Late summer is not, normally speaking, a time to expect exceptional cinema; by the onset of August, blockbuster season is winding down and awards season hasn’t yet begun, leaving audiences stranded in a purgatorial middle zone, heavy on Hollywood’s less promising releases. But against all odds, in these abnormal times, the dog days of summer are bringing some big movies to the big screen that are very much worth seeing. On this week’s episode of Film Club, critics A.A. Dowd and Katie Rife talk about a trio of new releases giving the summer movie calendar a good name: M. Night Shyamalan’s nightmarish aging thriller Old, which came out last week; David Lowery’s hypnotic Arthurian fantasy epic The Green Knight, which opens today; and James Gunn’s gory, funny new addition to the DC superhero universe, The Suicide Squad, which will hit theaters and HBO Max next Friday.
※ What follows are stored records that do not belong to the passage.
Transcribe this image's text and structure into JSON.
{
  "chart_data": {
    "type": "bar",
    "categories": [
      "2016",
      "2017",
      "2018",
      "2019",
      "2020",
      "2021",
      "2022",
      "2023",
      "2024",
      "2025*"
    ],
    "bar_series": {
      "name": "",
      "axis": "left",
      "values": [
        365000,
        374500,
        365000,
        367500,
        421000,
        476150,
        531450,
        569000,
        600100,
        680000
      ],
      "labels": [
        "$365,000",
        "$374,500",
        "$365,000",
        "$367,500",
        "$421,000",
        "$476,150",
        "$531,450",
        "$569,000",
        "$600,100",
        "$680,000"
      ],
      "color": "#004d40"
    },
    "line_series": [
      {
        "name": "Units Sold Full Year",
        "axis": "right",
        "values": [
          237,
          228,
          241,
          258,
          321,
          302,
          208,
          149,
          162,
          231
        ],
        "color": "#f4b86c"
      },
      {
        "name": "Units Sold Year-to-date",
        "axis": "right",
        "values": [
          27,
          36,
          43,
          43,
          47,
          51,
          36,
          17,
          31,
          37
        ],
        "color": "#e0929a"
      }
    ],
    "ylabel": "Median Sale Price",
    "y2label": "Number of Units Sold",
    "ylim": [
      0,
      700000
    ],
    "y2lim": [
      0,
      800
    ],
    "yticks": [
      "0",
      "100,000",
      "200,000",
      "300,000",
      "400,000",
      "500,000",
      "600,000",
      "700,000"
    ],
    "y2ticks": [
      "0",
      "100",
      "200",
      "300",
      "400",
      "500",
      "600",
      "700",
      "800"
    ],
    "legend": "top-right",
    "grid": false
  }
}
Here’s what Katie Rife had to say about The Suicide Squad in her written review:

James Gunn could have blown up a whole island, if he felt like it. Accurate numbers for upcoming movies are difficult to come by, but with the original Suicide Squad budgeted at around $175 million, it seems safe to assume that the writer and director of its sequel had some pennies to play with when constructing his take on DC’s bankable squad of incarcerated villains-turned-reluctant-antiheroes. So what did he choose to do with that money? Did he create a breathtaking sci-fi cityscape, or pull off mind-boggling stunts that would make Tom Cruise jealous? No. He gave us John Cena in his skivvies and multiple characters whose prolonged, painful deaths are played for laughs. In many ways, the gleefully profane, anything-goes mayhem of The Suicide Squad feels like a mega-budget version of the Troma Studios productions that gave Gunn his start. And thank goodness for that.